Atlantic Yards Becomes “Pacific Park,” Hires New Architects & More
Greenland Forest City Partners, the joint venture of Forest City Ratner and China’s Greenland Holding Corp/Greenland USA, have chosen to rename Atlantic Yards as Pacific Park, according to an article this morning on Curbed. The renaming is part of a larger rebranding effort, which also includes bringing on architectural firm CookFox — a company whose site says it’s dedicated to “integrated, environmentally responsive architecture” — in addition to Barclays Center designers SHoP.
New renderings have been released for Atlantic Yards Pacific Park, which show brown brick facades departing from the modular construction of B2 (now 461 Dean) and more closely emulating existing local architecture.
“[I]t would be shortsighted to launch more [modular construction] right now,” Forest City President and CEO MaryAnne Gilmartin told Curbed, although she said she hoped to implement it again at some point in the Pacific Park project.
“We want these to be urban buildings, not towers in a park,” CookFox’s Rick Cook told Curbed, explaining a staggered communal terrace and gardening area as a space “made… purposefully low so you can connect to the neighborhood.”

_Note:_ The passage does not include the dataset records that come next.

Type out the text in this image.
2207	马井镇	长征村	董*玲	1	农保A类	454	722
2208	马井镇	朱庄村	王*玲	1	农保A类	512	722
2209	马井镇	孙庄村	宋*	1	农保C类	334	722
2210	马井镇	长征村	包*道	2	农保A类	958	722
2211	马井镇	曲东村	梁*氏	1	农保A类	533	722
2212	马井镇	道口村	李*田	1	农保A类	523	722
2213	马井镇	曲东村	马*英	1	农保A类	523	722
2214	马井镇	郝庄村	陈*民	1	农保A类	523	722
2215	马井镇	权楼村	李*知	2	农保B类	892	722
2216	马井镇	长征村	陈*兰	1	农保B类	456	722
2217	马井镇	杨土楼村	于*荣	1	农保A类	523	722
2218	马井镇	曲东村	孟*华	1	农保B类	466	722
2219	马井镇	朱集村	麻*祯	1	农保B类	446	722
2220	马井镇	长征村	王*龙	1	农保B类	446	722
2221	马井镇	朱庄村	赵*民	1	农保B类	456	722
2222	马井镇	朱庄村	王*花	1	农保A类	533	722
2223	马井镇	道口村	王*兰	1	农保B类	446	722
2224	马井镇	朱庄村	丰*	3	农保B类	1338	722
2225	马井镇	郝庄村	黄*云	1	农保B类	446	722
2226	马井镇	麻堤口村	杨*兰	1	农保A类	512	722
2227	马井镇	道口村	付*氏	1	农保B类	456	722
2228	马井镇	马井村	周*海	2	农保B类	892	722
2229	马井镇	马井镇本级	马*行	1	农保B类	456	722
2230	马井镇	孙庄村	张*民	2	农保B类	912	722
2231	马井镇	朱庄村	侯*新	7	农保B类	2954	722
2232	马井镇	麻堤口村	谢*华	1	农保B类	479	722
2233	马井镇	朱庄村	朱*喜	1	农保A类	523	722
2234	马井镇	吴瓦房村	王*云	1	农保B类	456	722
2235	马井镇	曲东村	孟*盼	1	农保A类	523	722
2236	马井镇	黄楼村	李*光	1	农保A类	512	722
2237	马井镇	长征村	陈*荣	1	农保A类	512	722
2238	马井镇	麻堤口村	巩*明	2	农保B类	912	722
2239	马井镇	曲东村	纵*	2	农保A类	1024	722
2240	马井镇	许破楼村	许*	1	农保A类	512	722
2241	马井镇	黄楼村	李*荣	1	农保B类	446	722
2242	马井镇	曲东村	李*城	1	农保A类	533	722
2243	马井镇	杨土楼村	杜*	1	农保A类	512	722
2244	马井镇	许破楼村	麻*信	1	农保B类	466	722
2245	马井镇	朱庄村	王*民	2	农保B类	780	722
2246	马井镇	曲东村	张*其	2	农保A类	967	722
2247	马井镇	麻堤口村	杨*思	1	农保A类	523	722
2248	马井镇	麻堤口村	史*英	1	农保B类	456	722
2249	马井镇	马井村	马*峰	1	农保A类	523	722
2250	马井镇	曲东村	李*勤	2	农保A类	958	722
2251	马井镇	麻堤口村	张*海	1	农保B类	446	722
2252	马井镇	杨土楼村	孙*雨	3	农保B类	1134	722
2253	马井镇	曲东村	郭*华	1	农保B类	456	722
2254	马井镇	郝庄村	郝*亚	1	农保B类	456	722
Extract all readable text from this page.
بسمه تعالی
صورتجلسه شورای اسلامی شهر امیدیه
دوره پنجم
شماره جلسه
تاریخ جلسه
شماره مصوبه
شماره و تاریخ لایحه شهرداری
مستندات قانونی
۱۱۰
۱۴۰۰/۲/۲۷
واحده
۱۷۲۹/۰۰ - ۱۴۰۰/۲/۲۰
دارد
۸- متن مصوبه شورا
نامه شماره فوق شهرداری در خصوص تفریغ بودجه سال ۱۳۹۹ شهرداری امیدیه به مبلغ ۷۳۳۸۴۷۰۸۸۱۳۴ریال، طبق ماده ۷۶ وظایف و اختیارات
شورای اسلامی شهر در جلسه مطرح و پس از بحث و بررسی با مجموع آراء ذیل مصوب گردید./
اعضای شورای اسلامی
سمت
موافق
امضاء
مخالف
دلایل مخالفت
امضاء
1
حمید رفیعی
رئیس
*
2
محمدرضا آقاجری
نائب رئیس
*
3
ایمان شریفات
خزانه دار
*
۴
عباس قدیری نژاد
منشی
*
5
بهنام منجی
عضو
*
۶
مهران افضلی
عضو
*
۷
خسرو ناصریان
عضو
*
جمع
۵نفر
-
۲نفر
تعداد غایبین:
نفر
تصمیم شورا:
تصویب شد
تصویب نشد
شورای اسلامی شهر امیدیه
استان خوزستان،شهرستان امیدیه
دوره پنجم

Curbed says work will begin on 535 Carlton Avenue (18 stories, 285,000 sq ft, 298 rental units; on the corner of Dean Street) this December, with construction at 550 Vanderbilt (275 market rate condos, 330,000 sq ft; also at Dean) soon to follow and work at 30 6th Avenue (300 units of affordable housing; between Dean and Pacific) to start in June.
535 Carlton and 550 Vanderbilt will each overlook a “specifically public” eight acre park designed by Thomas Balsley. Besides the 6,430 residential units and public park, the development will feature nearly 600,000 sq ft of retail and commercial space.
The affordable units to be built will be available to families making $48,000 to $104,000 annually, says Curbed. Greenland Forest City told Curbed they expect the entirety of Pacific Park to be completed by 2025.
What’s your take on the new name, look, and architect? Does it change your feelings for better or worse about the development?